Thirdly, the measure does not materially affect the position of patrons, who retain all their current rights in the appointment process. Nor does it make any change to the ownership of property. The original proposals stipulated that parsonage houses should be transferred to diocesan parsonage boards, but the synod resisted that. The measure does strengthen the position of other clergy who are provided with housing, apart from those with the freehold, giving them for the first time both the right to a reasonable standard of accommodation and the right to object to any proposal that the house that they occupy should be sold.

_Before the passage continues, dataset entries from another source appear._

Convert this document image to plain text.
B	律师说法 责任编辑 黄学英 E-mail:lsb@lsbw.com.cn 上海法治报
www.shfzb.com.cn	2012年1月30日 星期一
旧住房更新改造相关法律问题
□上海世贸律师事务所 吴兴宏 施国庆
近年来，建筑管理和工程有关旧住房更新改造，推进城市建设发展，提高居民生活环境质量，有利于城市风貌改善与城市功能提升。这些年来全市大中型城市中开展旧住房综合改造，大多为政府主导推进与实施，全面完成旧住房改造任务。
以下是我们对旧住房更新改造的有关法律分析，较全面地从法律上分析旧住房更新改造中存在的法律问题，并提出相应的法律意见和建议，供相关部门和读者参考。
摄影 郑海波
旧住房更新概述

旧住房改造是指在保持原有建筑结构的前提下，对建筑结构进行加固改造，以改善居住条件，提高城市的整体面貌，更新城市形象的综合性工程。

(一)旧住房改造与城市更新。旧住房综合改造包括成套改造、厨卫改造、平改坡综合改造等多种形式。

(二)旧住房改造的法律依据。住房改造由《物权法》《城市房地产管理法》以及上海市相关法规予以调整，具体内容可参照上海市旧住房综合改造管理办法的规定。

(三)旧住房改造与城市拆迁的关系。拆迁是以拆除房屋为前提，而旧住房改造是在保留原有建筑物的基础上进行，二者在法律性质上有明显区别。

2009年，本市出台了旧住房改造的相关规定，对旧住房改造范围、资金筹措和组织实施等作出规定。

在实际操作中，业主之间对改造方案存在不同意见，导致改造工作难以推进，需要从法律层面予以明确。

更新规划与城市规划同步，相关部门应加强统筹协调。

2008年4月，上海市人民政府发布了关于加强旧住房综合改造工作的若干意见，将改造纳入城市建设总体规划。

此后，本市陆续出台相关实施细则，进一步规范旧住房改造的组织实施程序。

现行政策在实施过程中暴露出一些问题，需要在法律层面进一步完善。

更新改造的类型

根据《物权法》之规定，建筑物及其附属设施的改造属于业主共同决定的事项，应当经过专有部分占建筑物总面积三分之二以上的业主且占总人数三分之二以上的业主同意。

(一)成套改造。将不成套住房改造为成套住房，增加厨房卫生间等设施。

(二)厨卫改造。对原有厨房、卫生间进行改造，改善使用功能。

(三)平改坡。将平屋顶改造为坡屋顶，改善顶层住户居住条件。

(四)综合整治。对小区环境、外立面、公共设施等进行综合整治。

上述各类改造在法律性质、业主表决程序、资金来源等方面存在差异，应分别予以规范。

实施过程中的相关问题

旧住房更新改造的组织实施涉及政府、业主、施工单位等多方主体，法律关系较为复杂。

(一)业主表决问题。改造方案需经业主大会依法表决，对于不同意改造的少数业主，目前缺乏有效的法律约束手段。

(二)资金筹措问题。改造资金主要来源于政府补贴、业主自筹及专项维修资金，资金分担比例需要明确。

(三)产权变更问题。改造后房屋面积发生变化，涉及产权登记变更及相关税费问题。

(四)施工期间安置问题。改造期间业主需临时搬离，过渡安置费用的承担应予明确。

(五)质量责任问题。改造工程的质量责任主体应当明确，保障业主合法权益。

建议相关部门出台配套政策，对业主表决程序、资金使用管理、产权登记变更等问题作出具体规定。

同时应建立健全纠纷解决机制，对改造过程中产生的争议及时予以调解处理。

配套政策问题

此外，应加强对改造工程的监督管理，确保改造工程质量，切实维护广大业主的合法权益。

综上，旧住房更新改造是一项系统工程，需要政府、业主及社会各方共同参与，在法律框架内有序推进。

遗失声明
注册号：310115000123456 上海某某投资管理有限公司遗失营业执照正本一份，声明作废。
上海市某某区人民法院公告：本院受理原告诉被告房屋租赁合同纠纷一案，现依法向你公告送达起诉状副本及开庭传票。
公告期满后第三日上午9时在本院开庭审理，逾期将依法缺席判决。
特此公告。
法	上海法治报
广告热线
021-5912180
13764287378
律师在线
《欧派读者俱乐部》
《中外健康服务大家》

Finally, the measure will not impose an excessive financial burden on the church. Noble Lords will be glad to hear that the infrastructure for its implementation is already in place, and that most dioceses are already running ministerial development review schemes. Many have also appointed human resources advisers, and those that have not yet done so are co-operating to provide the most effective and efficient way of providing these services.

This measure is vital to the future health of the church. It is an opportunity to make a new covenant between people and their clergy that is fit for the 21st century and enshrines essential principles of fairness, clarity and collaboration.

I can be brief on the second measure because it is probably the shortest measure ever sent here by the General Synod. But it is important legislation even if it is extremely straightforward. Again, the measure has the overwhelming support of the church, and has been found expedient by the Ecclesiastical Committee and approved in the other place.